Quelles conséquences la Peste Noire a-t-elle eu sur l’Histoire ?

Pour soigner la peste, les solutions médicales sont encore rudimentaires. On pratique des saignées, des entailles sur les bubons, ou l’on fait suer les patients, mais sans succès. On se tourne donc naturellement vers la religion… Et les populations n’ont aucun mal à y interpréter le résultat de la colère divine. Face à l’inefficacité des traitements, et pour apaiser cette colère, on introduit de nouveaux rites dans la religion. C’est par exemple le début des pratiques d’auto-flagellation. Celles-ci prendront une place croissante dans la religion catholique.

Économiquement parlant, la peste a aussi eu des effets dévastateurs. La main-d’œuvre paysanne s’est volatilisée, la démographie a chuté, le commerce est au ralenti… Les rois et seigneurs du vieux continent vont pour la première fois avoir recours à l’emprunt. Une pratique semant les graines des crises économiques qui frapperont le continent au XVe siècle.

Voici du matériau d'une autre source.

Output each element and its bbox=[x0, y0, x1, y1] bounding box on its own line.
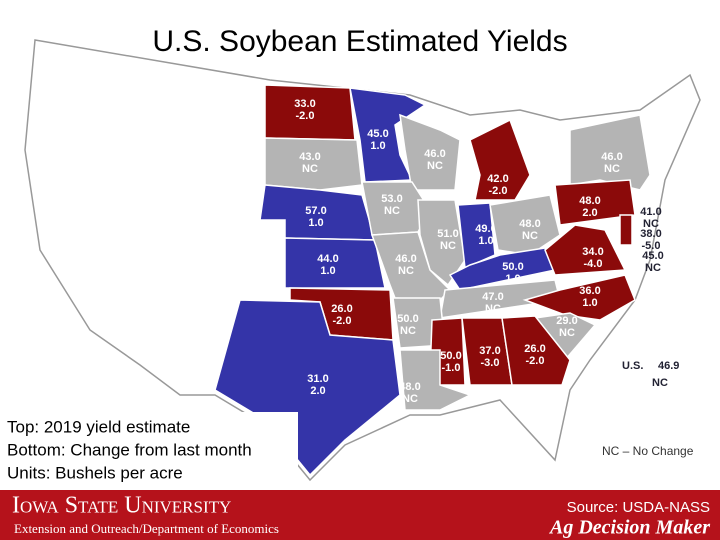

La peste marque probablement le point de départ de nouvelles façons de penser l’ordre établi. On peut la considérer comme un signe précurseur de l’émergence de la classe bourgeoise, ainsi que de l’achèvement de la féodalité en Europe.

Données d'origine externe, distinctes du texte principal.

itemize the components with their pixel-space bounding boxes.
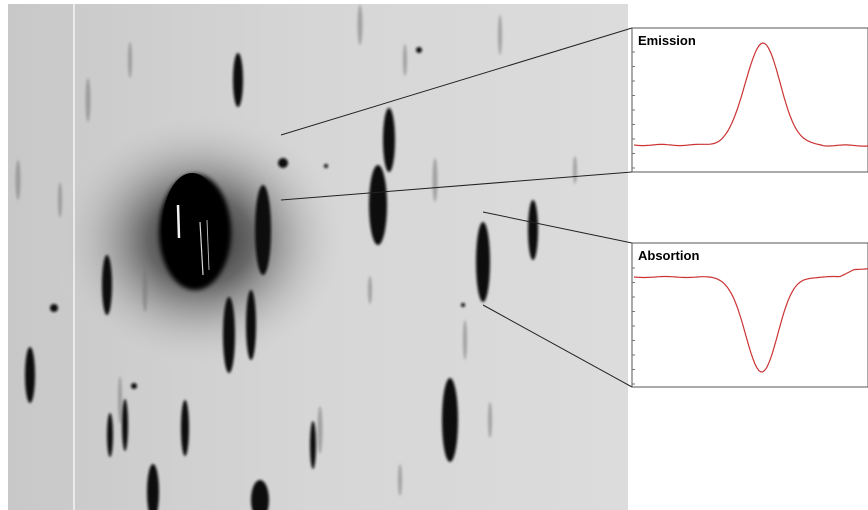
absorption-panel-title: Absortion [638,248,699,263]
emission-panel-title: Emission [638,33,696,48]
absorption-axis-ticks [632,267,635,385]
leader-emission-top [280,27,633,136]
diffraction-spots [25,47,538,510]
leader-emission-bottom [280,171,633,201]
absorption-profile-line [633,268,868,373]
leader-lines [280,27,633,388]
diffraction-plate [8,4,628,510]
central-beam-spot [159,173,231,290]
emission-panel-frame [631,27,868,173]
emission-profile-line [633,42,868,147]
absorption-panel-frame [631,242,868,388]
emission-panel: Emission [631,27,868,173]
faint-streaks [15,5,577,496]
emission-axis-ticks [632,51,635,169]
leader-absorption-bottom [482,304,633,388]
leader-absorption-top [482,211,633,244]
absorption-panel: Absortion [631,242,868,388]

La représentation de la mort devient bien plus fréquente dans l’art (danse macabre tirée des Chroniques de Nuremberg, publié en 1493 par H. Schedel)
La représentation de la mort devient bien plus fréquente dans l’art (danse macabre tirée des Chroniques de Nuremberg, publié en 1493 par H. Schedel)

Dans l’art, la mort et son omniprésence se font ressentir. Le macabre devient un thème récurrent des arts figuratifs. La mort se voit représentée de manière plus crue, dure, et réaliste. Ce changement souligne à quel point la société de l’époque est confrontée à la mort. Puisque les pratiques des rites funéraires se voient impossibles au vu du nombre de victimes, la Peste Noire est aussi le point de départ d’une nouvelle forme d’art funéraire. On y voit apparaître chez les plus riches des tombes individuelles, ornementées telles qu’on les connaît aujourd’hui.

En bref, la Peste Noire a bouleversé la société et la vie du Moyen Âge. Qu’elles soient économiques ou sociales, ces conséquences ne sont pas sans rappeler celles des pandémies qui ont plus récemment frappé l’humanité, comme la grippe espagnole, le SIDA ou bien entendu la COVID-19.